Question

A baby crawls $8$ feet towards the west and then $8$ feet towards the north. It then moves $14$ feet towards the east. How far and in which direction is the baby from the starting point?

Answer 1

Determine the distance and direction of the baby from the starting point.

In the figure,$\mathrm{AB}=8$ is the path baby crawls toward the west,

$\mathrm{BC}=8$ is the path baby crawls toward the north after turning.

$\mathrm{CE}=14$is the path baby crawls toward east finally.
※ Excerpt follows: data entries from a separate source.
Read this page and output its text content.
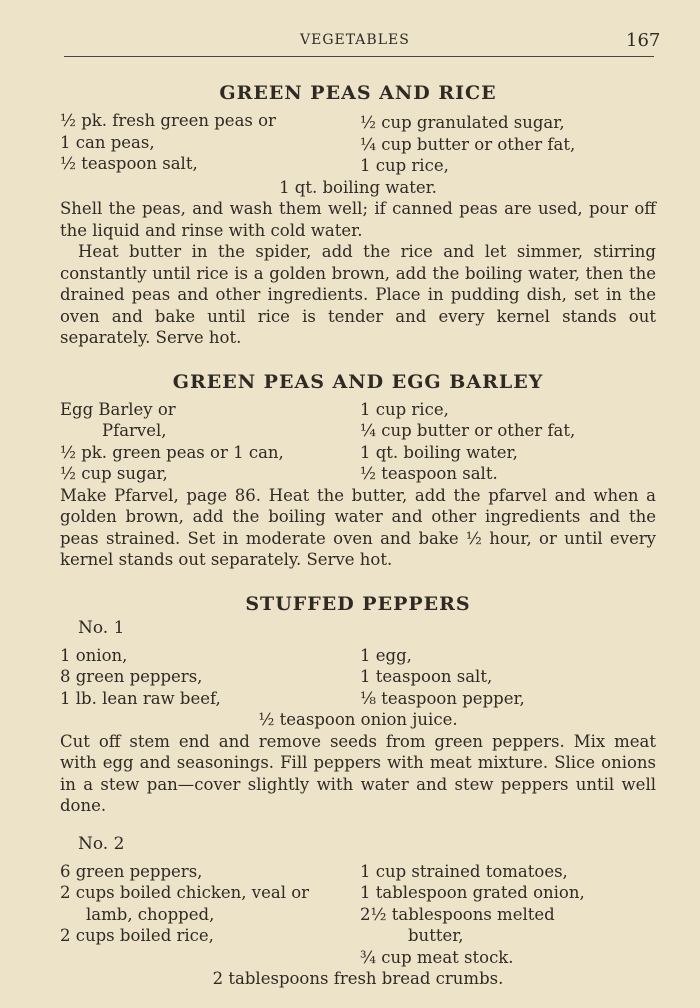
VEGETABLES	167
GREEN PEAS AND RICE
½ pk. fresh green peas or
1 can peas,
½ teaspoon salt,
½ cup granulated sugar,
¼ cup butter or other fat,
1 cup rice,
1 qt. boiling water.

Shell the peas, and wash them well; if canned peas are used, pour off the liquid and rinse with cold water.

Heat butter in the spider, add the rice and let simmer, stirring constantly until rice is a golden brown, add the boiling water, then the drained peas and other ingredients. Place in pudding dish, set in the oven and bake until rice is tender and every kernel stands out separately. Serve hot.

GREEN PEAS AND EGG BARLEY
Egg Barley or
Pfarvel,
½ pk. green peas or 1 can,
½ cup sugar,
1 cup rice,
¼ cup butter or other fat,
1 qt. boiling water,
½ teaspoon salt.

Make Pfarvel, page 86. Heat the butter, add the pfarvel and when a golden brown, add the boiling water and other ingredients and the peas strained. Set in moderate oven and bake ½ hour, or until every kernel stands out separately. Serve hot.

STUFFED PEPPERS
No. 1
1 onion,
8 green peppers,
1 lb. lean raw beef,
1 egg,
1 teaspoon salt,
⅛ teaspoon pepper,
½ teaspoon onion juice.

Cut off stem end and remove seeds from green peppers. Mix meat with egg and seasonings. Fill peppers with meat mixture. Slice onions in a stew pan—cover slightly with water and stew peppers until well done.

No. 2
6 green peppers,
2 cups boiled chicken, veal or
lamb, chopped,
2 cups boiled rice,
1 cup strained tomatoes,
1 tablespoon grated onion,
2½ tablespoons melted
butter,
¾ cup meat stock.
2 tablespoons fresh bread crumbs.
So, the path covered is $\mathrm{A}\stackrel{\mathrm{west}}{\to }\mathrm{B},\mathrm{B}\stackrel{\mathrm{north}}{\to }\mathrm{C}\mathrm{and}\mathrm{C}\stackrel{\mathrm{East}}{\to \mathrm{E}}$ as shown below:

$$\begin{gathered} \mathrm{C}-----\mathrm{D}---->\overline{)\mathrm{E}} \\ \uparrow ⋮⋰ \\ \mathrm{I}⋮⋰ \\ \mathrm{I}⋮⋰ \\ \mathrm{B}<----\overline{)\mathrm{A}}⋰ \end{gathered}$$

Distance between the initial and final point is $\mathrm{AE}$ toward North east direction.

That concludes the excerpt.